III Encuentro Hacia una Iglesia sinodal en red
III Encuentro Hacia una Iglesia sinodal en red | Archivo particular

Sinodalidad: Una Identidad preexistente

Hernández cuenta con una trayectoria en el trabajo pastoral al servicio de las realidades y comunidades del continente por su trabajo con el Celam y su participación como padre sinodal, lo que le permite tener una visión amplia sobre la naturaleza y características de estas plataformas.

Para él, una de las mayores riquezas es que un buen número de estas redes ya vivían la sinodalidad antes de que el término se volviera central en el magisterio reciente de la Iglesia. “La forma en que se articulan, la diversidad de organizaciones que caminan juntas y la corresponsabilidad en la misión son en esencia, los pilares de la sinodalidad”, asegura.

El objetivo de este tercer encuentro es, por lo tanto, dotar a las redes de una "conciencia lúcida" frente a esa identidad. “El documento final del Sínodo sirve como norte para construir una Iglesia de comunión y participación. La meta es trascender la red individual, para lograr una articulación entre redes que sea capaz de generar armonías en un mundo fracturado”.
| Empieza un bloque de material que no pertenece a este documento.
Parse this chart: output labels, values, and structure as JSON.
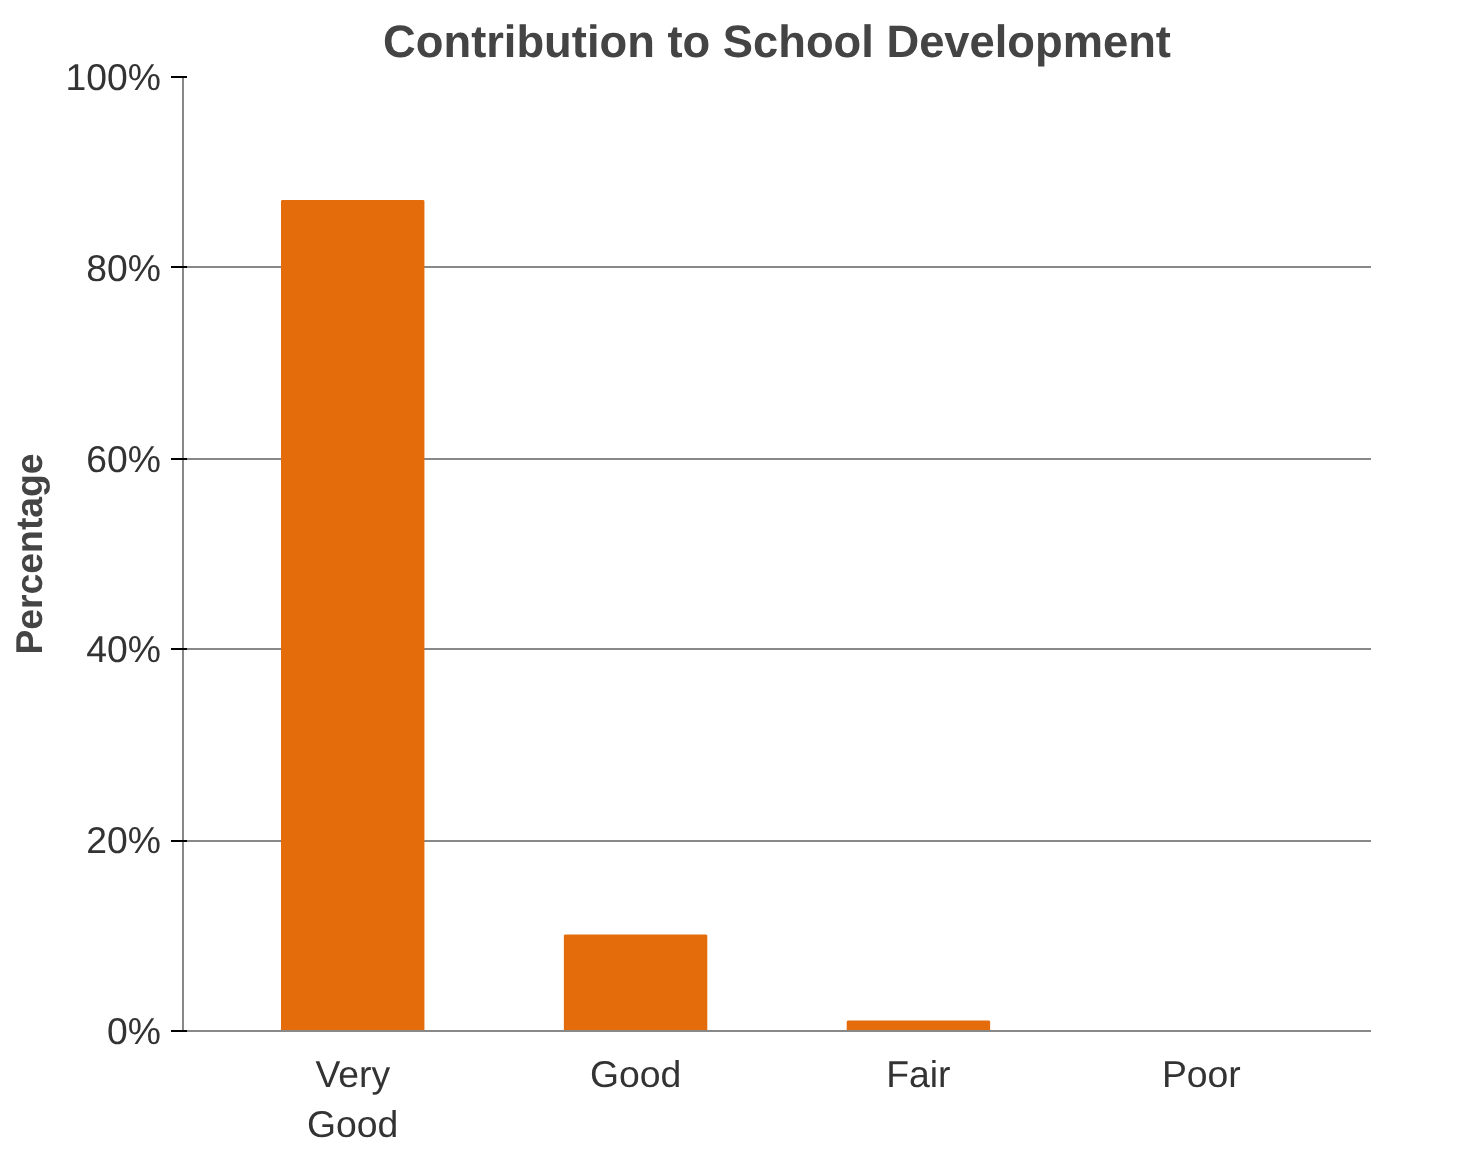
{
  "chart_data": {
    "type": "bar",
    "title": "Contribution to School Development",
    "ylabel": "Percentage",
    "categories": [
      "Very\nGood",
      "Good",
      "Fair",
      "Poor"
    ],
    "values": [
      87,
      10,
      1,
      0
    ],
    "color": "#e46c0a",
    "ylim": [
      0,
      100
    ],
    "yticks": [
      {
        "value": 0,
        "label": "0%"
      },
      {
        "value": 20,
        "label": "20%"
      },
      {
        "value": 40,
        "label": "40%"
      },
      {
        "value": 60,
        "label": "60%"
      },
      {
        "value": 80,
        "label": "80%"
      },
      {
        "value": 100,
        "label": "100%"
      }
    ],
    "grid": "y"
  }
}
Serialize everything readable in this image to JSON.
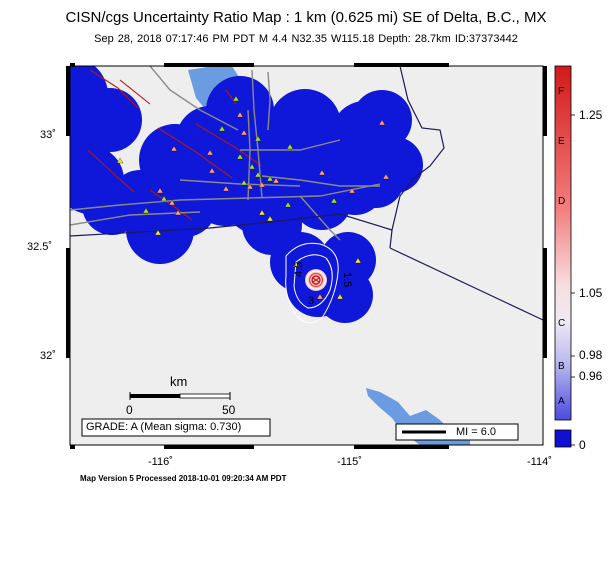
{
  "header": {
    "title": "CISN/cgs Uncertainty Ratio Map : 1 km (0.625 mi) SE of Delta, B.C., MX",
    "subtitle": "Sep 28, 2018 07:17:46 PM PDT   M 4.4   N32.35 W115.18   Depth: 28.7km   ID:37373442"
  },
  "axes": {
    "lat_ticks": [
      "33˚",
      "32.5˚",
      "32˚"
    ],
    "lon_ticks": [
      "-116˚",
      "-115˚",
      "-114˚"
    ]
  },
  "scale_bar": {
    "unit": "km",
    "start": "0",
    "end": "50"
  },
  "grade_box": "GRADE: A (Mean sigma: 0.730)",
  "mi_legend": "MI = 6.0",
  "contour_labels": [
    "4.5",
    "1.5",
    "3"
  ],
  "colorbar": {
    "letters": [
      "F",
      "E",
      "D",
      "C",
      "B",
      "A"
    ],
    "values": [
      "1.25",
      "1.05",
      "0.98",
      "0.96",
      "0"
    ]
  },
  "footer": "Map Version 5 Processed 2018-10-01 09:20:34 AM PDT",
  "colors": {
    "ocean": "#6b9be0",
    "land": "#eeeeee",
    "uncertainty_blue": "#0f17d8",
    "colorbar_top": "#d11a1a",
    "colorbar_bottom": "#1010d0"
  }
}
De ahí que la mirada a la realidad que propone este encuentro no sea complaciente. “No es una simple reunión administrativa, sino un ejercicio de resistencia y esperanza”, porque desde su mirada pastoral “bajo la fuerza de la sinodalidad, la Iglesia busca trazar un camino donde los signos y símbolos del Reino de Dios, sigan siendo visibles y tangibles en la historia de los pueblos latinoamericanos”.